Chitra Gopalakrishnan in conversation with Ankit Raj Ojha about his latest edited volume Bare Bones Book of Humour (2026)

 

CG: Thank you, Ankit, for taking the time to talk to me about your latest book you have edited for Bare Bones, titled The Bare Bones Book of Humour (2026). Warm congratulations on collating this volume with twenty-four stories from across the world that are hilarious, quick-witted, and radiate pure exuberance.

 

In your introduction to this book that you call ‘A Series of Un-serious Events’, you talk about your conscious decision to pursue your doctorate on Kurt Vonnegut and immerse yourself in his tragicomic worldview, one that viewed the sober provocations of life through the prism of the irreverent, and that you found such vim and vitality in many other writers worldwide. As you carry the humour baton in this volume, tell us a bit about how the genre of ‘non-sense’ that flips sense, and one that is rooted in a sophisticated linguistic aesthetic, is as observant and penetrating than scholarly writings, if not more.

 

ARO: Thank you, Chitra, for reading the book and for this conversation. As for your question about ‘sophisticated non-sense’ and ‘scholarly’ writings, I’d say the keys here are accessibility and decipherability. Scholarly writings are extremely valuable but only as far as their reach and reception go. Many of us either cannot stay ‘serious’ through long texts or are just not wired that way. Non-sense is ‘penetrating’ in that it can reach and be received almost everywhere. And it can be as observant, too.

 

Take the jester figure in Renaissance theatre, ‘thinking’ humorists like Mark Twain, Kurt Vonnegut and Jonas Jonasson, or even somebody as deeply philosophical as Dostoevsky. Shakespeare’s dolts, Twain’s Huck Finn, Vonnegut’s Kilgore Trout, Jonasson’s Hitman Anders, and Dostoevsky’s drunk, indecent Russians dish out the finest philosophies without even trying to.

 

And isn’t all philosophy but non-sense clad in a sophisticated linguistic aesthetic? To me, a Jaspal Bhatti is as observant, and perhaps more penetrating, than a liberal arts scholar.

 

 

CG: What made you cast your author net worldwide? Would you say that attention to this side of the literary spectrum is waning among writers in India? Though Mike Nagel in his foreword admits that this is a global phenomenon and ‘seriously funny literature’ is relegated to obscure shelves in book stores.

 

ARO: I just wanted to bring together different flavours of humour. Although India alone is an entire universe, I wanted the book to be more eclectic so it could offer something for every reader. The decision to go global also comes from my role as a founding editor at The Hooghly Review, where we have published folks from about 65 countries and have a dedicated humour section where we publish the most ingenious humour literature from all over the world, all year long.

 

Coming to the second part of your question, I’d say I agree with Mike Nagel. What Mike saw in that Barnes & Noble in his Texas town is what I see here in Indian bookstores. The books that make the front shelves are of course good, but there could always be not-too-shabby seats for literary humour too. A handful of birds alone don’t make a garden beautiful.

 

We have had the likes of Harishankar Parsai, Shrilal Shukla, Sharad Joshi, and more recently Ashok Pande, carrying the humour baton in Hindi. Recently I discovered English translations of two mind-blowing Telugu novellas by Viswanadha Satyanarayana. His works are fun, deep, and so sharp they could give our stand-up comics a run for their money. Among Indian English writers, I love Salman Rushdie and Manu Joseph for their wit. And in the English scene in the subcontinent, Shehan Karunatilaka and Mohammad Hanif are comic geniuses.

 

Indian readers have some of the world’s most diverse palates. We have here tons of literary festivals, book fairs, and perhaps the world’s largest used and pirated book networks. We produce writings in a record number of languages.
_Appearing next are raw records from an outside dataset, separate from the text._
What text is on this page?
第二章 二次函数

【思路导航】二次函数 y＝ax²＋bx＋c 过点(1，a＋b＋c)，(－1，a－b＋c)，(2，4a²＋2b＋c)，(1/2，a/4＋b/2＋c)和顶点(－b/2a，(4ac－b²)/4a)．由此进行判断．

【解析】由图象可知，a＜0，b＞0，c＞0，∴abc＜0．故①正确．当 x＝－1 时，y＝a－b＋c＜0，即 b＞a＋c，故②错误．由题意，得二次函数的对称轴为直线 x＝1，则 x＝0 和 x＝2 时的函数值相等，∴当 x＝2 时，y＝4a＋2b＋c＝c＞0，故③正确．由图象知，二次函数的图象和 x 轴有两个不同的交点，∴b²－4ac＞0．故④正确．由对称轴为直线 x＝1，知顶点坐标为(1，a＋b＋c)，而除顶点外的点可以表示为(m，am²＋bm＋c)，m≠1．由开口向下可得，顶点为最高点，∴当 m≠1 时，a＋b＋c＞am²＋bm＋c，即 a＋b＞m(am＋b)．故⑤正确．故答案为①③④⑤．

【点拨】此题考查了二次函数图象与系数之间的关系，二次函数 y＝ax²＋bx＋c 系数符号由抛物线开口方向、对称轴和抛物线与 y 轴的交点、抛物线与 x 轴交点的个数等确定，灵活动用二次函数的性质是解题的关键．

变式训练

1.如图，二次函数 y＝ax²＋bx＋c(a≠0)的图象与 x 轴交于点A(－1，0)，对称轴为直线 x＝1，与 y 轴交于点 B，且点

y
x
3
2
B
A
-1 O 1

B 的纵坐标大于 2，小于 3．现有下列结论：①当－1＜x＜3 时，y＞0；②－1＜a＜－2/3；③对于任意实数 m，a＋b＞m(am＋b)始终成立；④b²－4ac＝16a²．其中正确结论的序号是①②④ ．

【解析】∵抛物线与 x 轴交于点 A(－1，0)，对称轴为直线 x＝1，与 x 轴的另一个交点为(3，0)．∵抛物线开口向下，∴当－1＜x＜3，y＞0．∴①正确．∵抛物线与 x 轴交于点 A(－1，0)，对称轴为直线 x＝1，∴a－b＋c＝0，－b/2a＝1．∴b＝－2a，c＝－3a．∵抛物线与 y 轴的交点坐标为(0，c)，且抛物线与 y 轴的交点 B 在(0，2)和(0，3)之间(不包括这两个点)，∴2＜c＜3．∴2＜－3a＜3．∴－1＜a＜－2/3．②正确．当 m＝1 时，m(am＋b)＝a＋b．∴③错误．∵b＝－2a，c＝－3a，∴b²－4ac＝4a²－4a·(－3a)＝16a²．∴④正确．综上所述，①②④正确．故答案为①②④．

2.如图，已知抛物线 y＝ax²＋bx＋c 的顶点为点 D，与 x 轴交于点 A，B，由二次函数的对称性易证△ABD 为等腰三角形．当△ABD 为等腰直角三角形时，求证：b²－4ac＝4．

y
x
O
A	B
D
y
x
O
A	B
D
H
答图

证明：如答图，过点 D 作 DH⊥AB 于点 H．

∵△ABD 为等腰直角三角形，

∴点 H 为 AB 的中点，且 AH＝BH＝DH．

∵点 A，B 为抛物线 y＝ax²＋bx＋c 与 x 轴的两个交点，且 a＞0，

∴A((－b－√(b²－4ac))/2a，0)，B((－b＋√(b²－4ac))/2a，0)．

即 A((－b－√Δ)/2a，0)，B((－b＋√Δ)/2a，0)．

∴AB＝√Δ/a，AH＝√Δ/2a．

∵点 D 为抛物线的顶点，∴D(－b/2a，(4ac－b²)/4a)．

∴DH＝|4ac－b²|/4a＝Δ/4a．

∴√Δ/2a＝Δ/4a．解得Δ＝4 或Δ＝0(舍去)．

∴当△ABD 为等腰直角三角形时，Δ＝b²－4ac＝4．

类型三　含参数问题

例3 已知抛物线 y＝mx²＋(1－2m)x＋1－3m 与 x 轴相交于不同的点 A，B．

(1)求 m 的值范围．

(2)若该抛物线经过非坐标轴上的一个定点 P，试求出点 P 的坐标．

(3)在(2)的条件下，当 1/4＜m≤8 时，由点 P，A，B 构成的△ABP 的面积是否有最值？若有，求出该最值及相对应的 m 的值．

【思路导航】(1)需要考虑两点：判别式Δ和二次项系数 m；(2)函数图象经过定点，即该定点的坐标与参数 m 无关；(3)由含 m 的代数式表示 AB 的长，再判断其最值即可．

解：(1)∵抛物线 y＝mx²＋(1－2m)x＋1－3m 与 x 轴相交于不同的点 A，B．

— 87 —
It’s just that we don’t have, at least to my knowledge, a good many full-fledged practitioners of literary humour in the Indian English scene. Ruskin Bond is a national treasure and among my first literary loves. He is to us what P.G. Wodehouse is to England. And I’ve heard great things about Shovon Chowdhury, although I am yet to read his works. But there is no pantheon of literary humourists in Indian English literature like we have in other genres.

 

So, it’ll be great to have more humour writers in India. Wodehouse and Jonasson sell like hot cakes in our country. We clearly don't have a dearth of humour readers.

 

CG: Give us an idea of how you hunted and gathered your writers for this volume.

 

ARO: We put out a call for submissions on the Bare Bones website and shared the hell out of it on social media. I wanted an unsolicited anthology and my publisher gave me full control over the selections. I did accept some familiar names, but only because I thought the stories were great fits. I also had to say no to friends. Thank gods they didn’t take the rejections to heart.

 

I did ‘hunt and gather’ the foreword and the blurbs. I had specific people in mind who were kind enough to lend their words.

 

 

CG: In a volume like this where the writers are from different countries, how difficult or manageable is it to ensure that the pieces are relatable to all the readers, despite the nuances peculiar to that country?

 

ARO: I’m glad you asked this. I usually have more room to host experimental writings in The Hooghly Review, which is free and online, and therefore has readers everywhere. But with a print anthology, we are constrained by commerce. So, we cannot discount the palatability factor here.

 

The twenty-four stories in the book span eight countries. They have nuances peculiar to the writers’ cultures, influences, and other identities. A few are wildly singular. But every story has some universal element, and each, to me, is fully realised in the traditional sense. There’s an essay in there too, by Rahul Gaur. I was reminded of Harishankar Parsai while reading it. (In his review for Scroll.in, Abhik Ganguly says the essay reminds him of Jaspal Bhatti’s classic satires on Indian politics and society. I couldn’t agree more.) Mike Nagel’s foreword is another essay in a way. It’s Vintage Nagel–there’s a reason he is one of the best of his kind.

 

These two cool anomalies aside, it was my conscious decision to stick with the good old storytelling tradition. I wanted readers to leave sated and with a sense of closure. (Although a few stories, I now remember, have fun open endings.)

 

I have lost count of the number of times I have had to read these stories during the copy-editing process. That they would be immensely re-readable too, in addition to being super entertaining, is a happy accident.

 

 

CG: As we agree that humour is more than art-for-art’s-sake and opens one up to unlikely connections, through our ‘being’ rather than our ‘brains’, point us to how stories here force us to question everything around us, the mundane and the sacred, and even oneself.

 

ARO: Questioning is key to keeping things just and relevant. Writers are often accused of staying aloof and indifferent to the real world even while they are writing realist fiction. I am glad the stories I have curated have more than art-for-art’s-sake value, that the writers question themselves, others, and the main ‘man’ running things from up there.

 

It would be difficult to elaborate more on this question without giving away spoilers. So, I’ll just share teasers. In the book we have more than seven kinds of sin, faith and superstition, sex and masculinity, queer desire and social conformity, menstruation, social and individual quirks, state control, the social media virus, and death, to name a few things the writer’s critique in their stories.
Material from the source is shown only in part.